As of late, the blog entries are showing up less frequently and seem to have less depth. They have become more of a chore than a desire to write. Mom may not say that but we know it is true. I am writing this entry to remind our loyal readers that cancer has not gone away. Cancer has not stopped interfering with our daily lives. It continues to make its presence known when we see Mom dragging her oxygen tubing around the house or when she has a coughing spell that last only a minute but wipes her out for an hour. Cancer exists but we are becoming experts at ignoring it and living through it.

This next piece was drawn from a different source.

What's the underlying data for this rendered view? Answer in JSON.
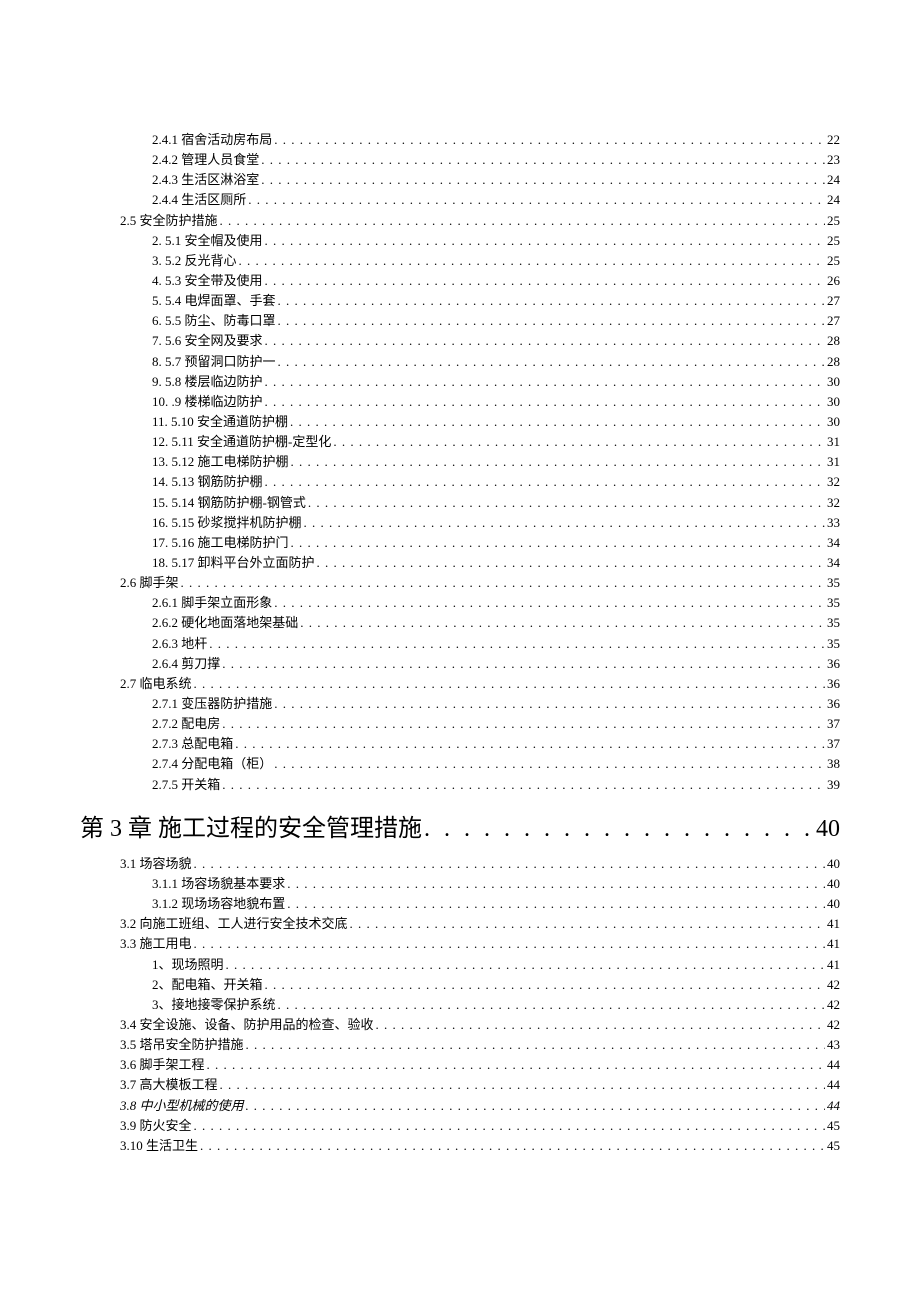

Mom will be joining me, along with her friend Janeen, at the Seattle Storm playoff game tomorrow night against Phoenix. She has been to quite a few games with me now and we have established a pretty good routine. We take breaks when we need them. We slow our pace to a point where we are not busy hurrying from place to place or thing to thing. Instead, we tell stories. We laugh. We get excited to show our team spirit. We have learned to live with cancer as a chronic illness, rather than a death sentence. That is a line that my Mom wrote in a speech that she gave for the American Cancer Society several years ago. She said, "I look forward to the day when we can treat cancer like a chronic illness rather than a death sentence." I think we are there...

I want to remind our family supporters that life after Dad's death has taken it's toll on our family. Not only on an emotional level but also on a physical level. We had been racing around, going from treatment option to treatment option, never stopping long enough to really deal with the severity of the disease. Now that the storm has passed, we are sitting in a quiet world wondering how it all happened so fast. I know that is true of my Mom as well as us kids. We miss my Dad. We miss his laugh. We miss him giving us a hard time. But I know that doesn't begin to touch on the "miss" that my mom is experiencing.

Thank you friends for your patience while the blog produces entries that are few and far between. Just know that the Schmitt family is still here, still fighting this battle and making memories along the way.